De uns tempos para cá, no entanto, a submissão começou a cair por terra. Após descobrir que o marido mantinha outra família, Maria passou por um processo que mistura raiva, culpa, dúvidas e crises existenciais.
– Vem uma raiva de tudo aquilo que o outro destruiu e ao qual ela se submeteu, ela começa a tirar forças para reagir – explica a psicóloga.
Nas redes sociais, os fãs da novela vibram com cada passo dela para longe do casamento falido e chegam a comemorar até as traições, vistas aqui como um "troco bem dado" ao marido enganador.
Em uma relação repleta de humilhações, o caminho da traição é mais comum do que se imagina, explica Andréia:
– Quando alguém começa a enxergá-la, se sente existente, que ela gera também emoção no outro, que há uma mulher bonita dentro dela, começa a ter forças para reagir.
Maria Bruaca não está sozinha nesse processo de libertação. Em novelas anteriores, personagens submissas também enfrentaram o rompimento das amarras que as prendiam a relacionamentos tóxicos e abusivos. Relembre!
/// Um apelido depreciativo também fazia parte da rotina de Iolanda (Eliane Giardini) em Renascer (1993). Chamada por Teodoro (Herson Capri) de Dona Patroa, ela aceitava calada as humilhações, mas só até se aliar a Joaninha (Tereza Seiblitz). Juntas, as duas armaram uma arapuca para o Coronel, que teve a lição que merecia.
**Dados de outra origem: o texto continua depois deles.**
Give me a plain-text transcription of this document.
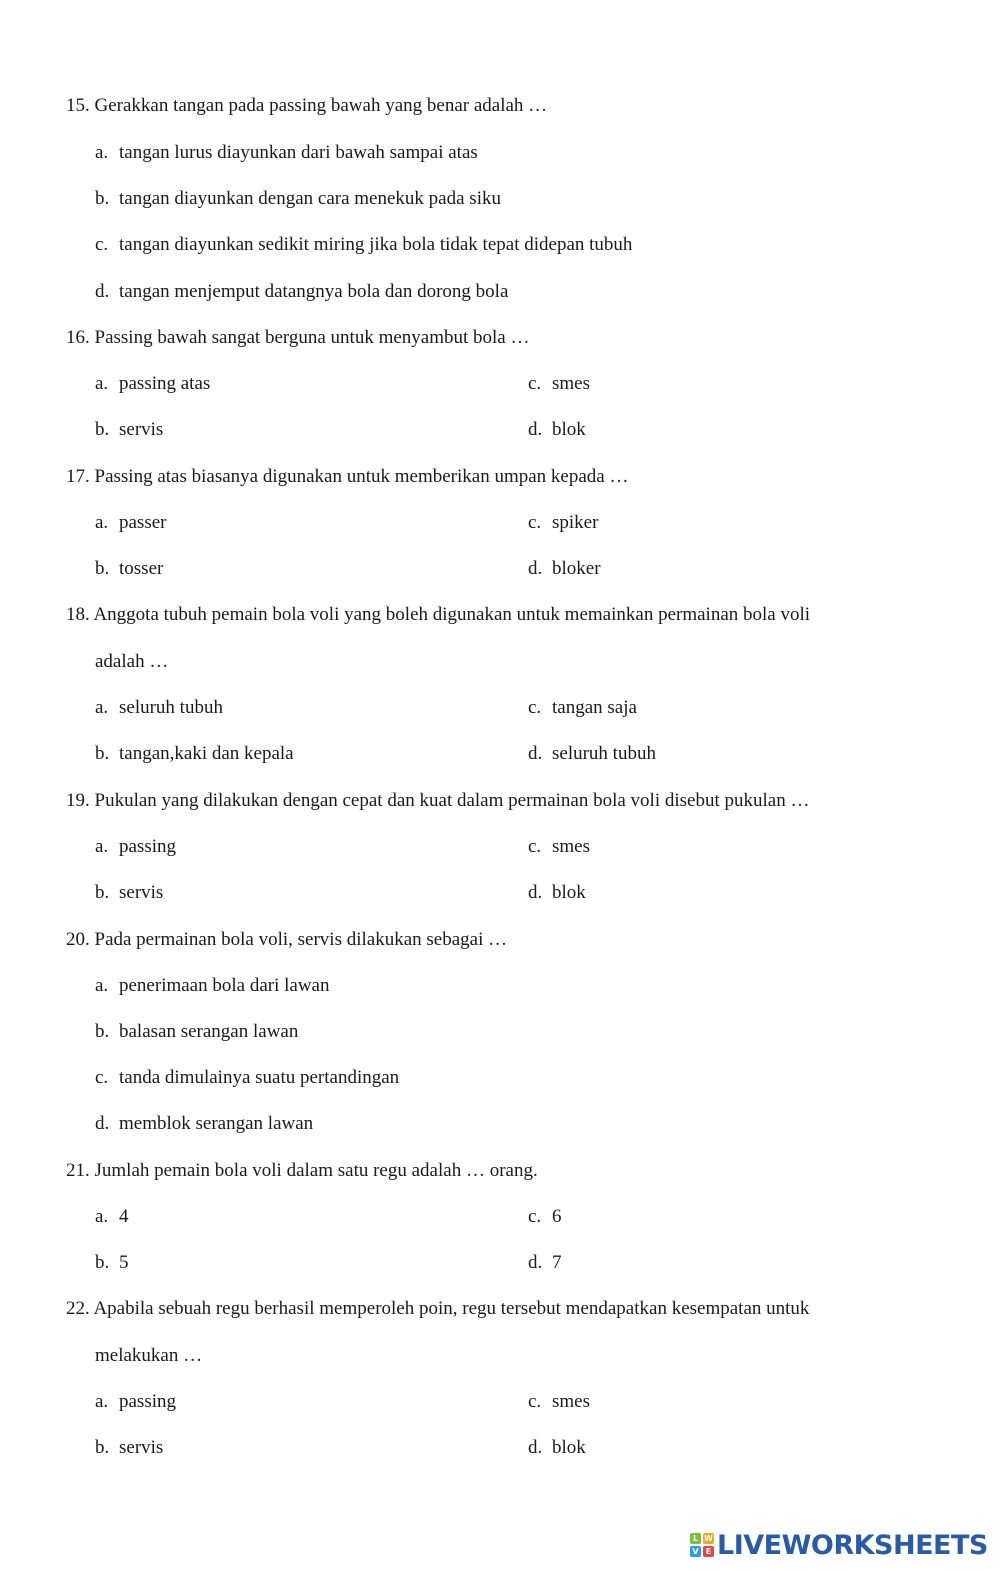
15. Gerakkan tangan pada passing bawah yang benar adalah …
a. tangan lurus diayunkan dari bawah sampai atas
b. tangan diayunkan dengan cara menekuk pada siku
c. tangan diayunkan sedikit miring jika bola tidak tepat didepan tubuh
d. tangan menjemput datangnya bola dan dorong bola
16. Passing bawah sangat berguna untuk menyambut bola …
a. passing atas	c. smes
b. servis	d. blok
17. Passing atas biasanya digunakan untuk memberikan umpan kepada …
a. passer	c. spiker
b. tosser	d. bloker
18. Anggota tubuh pemain bola voli yang boleh digunakan untuk memainkan permainan bola voli
adalah …
a. seluruh tubuh	c. tangan saja
b. tangan,kaki dan kepala	d. seluruh tubuh
19. Pukulan yang dilakukan dengan cepat dan kuat dalam permainan bola voli disebut pukulan …
a. passing	c. smes
b. servis	d. blok
20. Pada permainan bola voli, servis dilakukan sebagai …
a. penerimaan bola dari lawan
b. balasan serangan lawan
c. tanda dimulainya suatu pertandingan
d. memblok serangan lawan
21. Jumlah pemain bola voli dalam satu regu adalah … orang.
a. 4	c. 6
b. 5	d. 7
22. Apabila sebuah regu berhasil memperoleh poin, regu tersebut mendapatkan kesempatan untuk
melakukan …
a. passing	c. smes
b. servis	d. blok
L W
V E LIVEWORKSHEETS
/// Em exibição no Vale a Pena Ver de Novo, A Favorita (2008) traz de volta a história de Catarina (Lilia Cabral), vítima da violência do marido, Leonardo (Jackson Antunes). Com a ajuda de Stela (Paula Burlamaqui), a dona de casa colocou fim ao histórico de abusos e se libertou do canalha. Apesar de se envolver com Vanderlei (Alexandre Nero), é com Stela que Catarina resolve se aventurar pelo mundo, viajando e aproveitando a vida como merece.
Na inesquecível trama de Tieta (1989), um dos personagens mais odiosos era Zé Esteves (Sebastião Vasconcelos, 1927 – 2013), que mantinha as filhas e a esposa sob seu domínio. Quem mais sofria nas mãos do marido era Tonha (Yoná Magalhães, 1935 – 2015), mas a virada veio em grande estilo.
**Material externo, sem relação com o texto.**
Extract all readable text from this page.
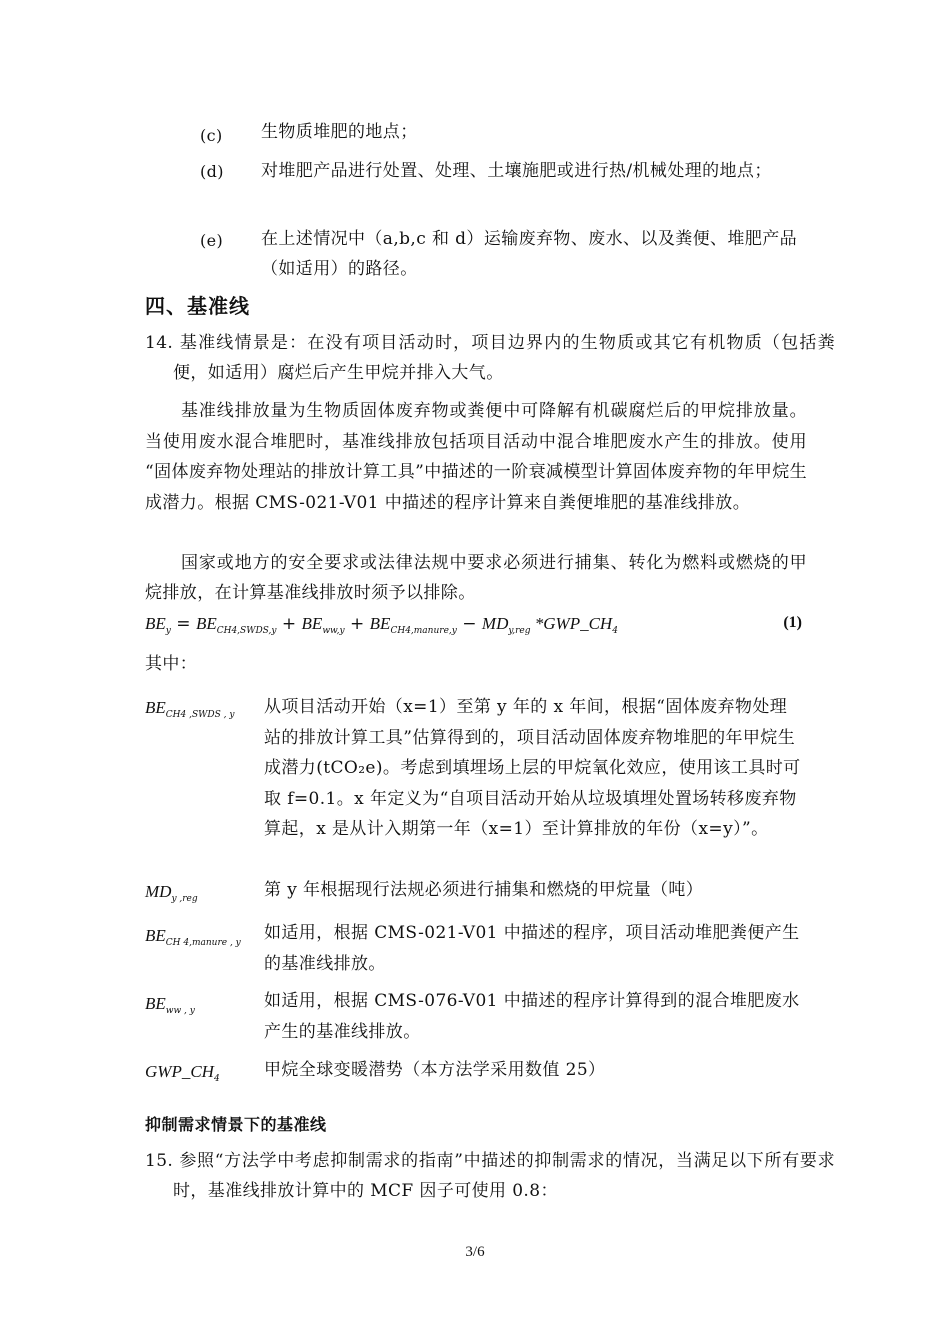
(c)	生物质堆肥的地点；
(d)	对堆肥产品进行处置、处理、土壤施肥或进行热/机械处理的地点；
(e)	在上述情况中（a,b,c 和 d）运输废弃物、废水、以及粪便、堆肥产品（如适用）的路径。
四、基准线
14. 基准线情景是：在没有项目活动时，项目边界内的生物质或其它有机物质（包括粪便，如适用）腐烂后产生甲烷并排入大气。
基准线排放量为生物质固体废弃物或粪便中可降解有机碳腐烂后的甲烷排放量。当使用废水混合堆肥时，基准线排放包括项目活动中混合堆肥废水产生的排放。使用 “固体废弃物处理站的排放计算工具”中描述的一阶衰减模型计算固体废弃物的年甲烷生成潜力。根据 CMS-021-V01 中描述的程序计算来自粪便堆肥的基准线排放。
国家或地方的安全要求或法律法规中要求必须进行捕集、转化为燃料或燃烧的甲烷排放，在计算基准线排放时须予以排除。
$BE_y = BE_{CH4,SWDS,y} + BE_{ww,y} + BE_{CH4,manure,y} - MD_{y,reg}$ $*GWP\_CH_4$	(1)
其中：
$BE_{CH4 ,SWDS , y}$	从项目活动开始（x=1）至第 y 年的 x 年间，根据“固体废弃物处理站的排放计算工具”估算得到的，项目活动固体废弃物堆肥的年甲烷生成潜力(tCO₂e)。考虑到填埋场上层的甲烷氧化效应，使用该工具时可取 f=0.1。x 年定义为“自项目活动开始从垃圾填埋处置场转移废弃物算起，x 是从计入期第一年（x=1）至计算排放的年份（x=y）”。
$MD_{y ,reg}$	第 y 年根据现行法规必须进行捕集和燃烧的甲烷量（吨）
$BE_{CH 4,manure , y}$	如适用，根据 CMS-021-V01 中描述的程序，项目活动堆肥粪便产生的基准线排放。
$BE_{ww , y}$	如适用，根据 CMS-076-V01 中描述的程序计算得到的混合堆肥废水产生的基准线排放。
$GWP\_CH_4$	甲烷全球变暖潜势（本方法学采用数值 25）
抑制需求情景下的基准线
15. 参照“方法学中考虑抑制需求的指南”中描述的抑制需求的情况，当满足以下所有要求时，基准线排放计算中的 MCF 因子可使用 0.8：
3/6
Com a ajuda e o incentivo da enteada Tieta (Betty Faria), Tonha ganhou um banho de loja e recuperou sua autoestima. Não à toa, a mudança da personagem tinha como trilha sonora a canção Nova Mulher, de Simone: “Quero ser assim, senhora das minhas vontades e dona de mim”.
/// O conto de fadas de Clara (Bianca Bin) virou pesadelo ainda na lua de mel. A mocinha de O Outro Lado do Paraíso (2017) conheceu o lado violento e possessivo de Gael (Sérgio Guizé). Ainda pior do que o filho, Sophia (Marieta Severo) prendeu a nora em um manicômio durante anos. Ao conseguir escapar, Clara voltou à cidade poderosa:
– Vocês não imaginam o prazer que é estar de volta.
Muita gente foi alvo dessa vingança, incluindo o ex-marido abusador.
/// Em Fina Estampa (2011), Celeste (Dira Paes) justificava todas as humilhações que sofria do marido, Baltazar (Alexandre Nero). Porém, quando Griselda (Lilia Cabral) ficou milionária, ajudou a levar a vida da melhor amiga junto para o topo, dando o empurrão de que Celeste precisava para se livrar do machão que a oprimia.
/// Em Paraíso Tropical (2007), Ana Luísa (Renée de Vielmond) fingia não ver as traições do marido, Antenor (Tony Ramos). Fabiana (Maria Fernanda Cândido) e Bebel (Camila Pitanga) foram algumas das amantes do rico empresário, que não se preocupava em esconder as puladas de cerca. Ana Luísa sofreu, mas acabou dando um basta no casamento e encontrando o amor nos braços de Lucas (Rodrigo Veronese), com quem adotou um menino.